What is Token Burn?

1 min read Updated

Token burning is the permanent removal of tokens from circulation by sending them to an unspendable address — reducing total supply and potentially increasing scarcity and value of remaining tokens.

WHY IT MATTERS

Burning is crypto's deflation mechanism. Tokens sent to a burn address (like 0x000...dead) can never be spent — they're permanently removed from circulation. This reduces total supply.

Burn mechanisms include: EIP-1559 base fee burning (ETH), buyback-and-burn (protocol uses revenue to buy and burn its token), and tax burns (a percentage of each transfer is burned).

When burn rate exceeds issuance, a token becomes deflationary. ETH is deflationary during periods of high network activity when the EIP-1559 base fee burn exceeds staking issuance.

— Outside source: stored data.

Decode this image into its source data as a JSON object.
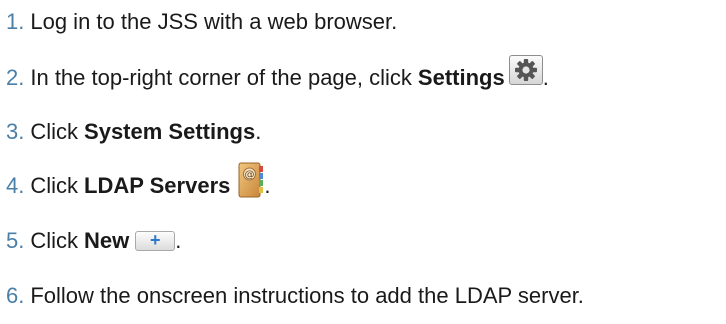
{
  "steps": [
    {
      "number": "1.",
      "parts": {
        "text1": "Log in to the JSS with a web browser."
      }
    },
    {
      "number": "2.",
      "parts": {
        "text1": "In the top-right corner of the page, click",
        "bold1": "Settings",
        "text2": "."
      },
      "icon": "gear-icon"
    },
    {
      "number": "3.",
      "parts": {
        "text1": "Click",
        "bold1": "System Settings",
        "text2": "."
      }
    },
    {
      "number": "4.",
      "parts": {
        "text1": "Click",
        "bold1": "LDAP Servers",
        "text2": "."
      },
      "icon": "address-book-icon"
    },
    {
      "number": "5.",
      "parts": {
        "text1": "Click",
        "bold1": "New",
        "text2": "."
      },
      "icon": "plus-icon",
      "icon_glyph": "+"
    },
    {
      "number": "6.",
      "parts": {
        "text1": "Follow the onscreen instructions to add the LDAP server."
      }
    }
  ],
  "colors": {
    "step_number": "#4a7fa8",
    "text": "#1a1a1a",
    "plus": "#2f78c8"
  }
}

FREQUENTLY ASKED QUESTIONS

Why burn tokens?
To create scarcity and potentially increase value. Burns signal that token supply decreases over time, making each remaining token represent a larger share.
Is ETH deflationary?
Sometimes. When network activity is high (base fee burn > issuance), ETH supply decreases. During low activity, issuance exceeds burns and supply increases. It fluctuates.
Where do burned tokens go?
To a burn address that nobody controls. Common burn addresses: 0x000...000 (zero address) or 0x000...dEaD. Tokens there are verifiably unspendable.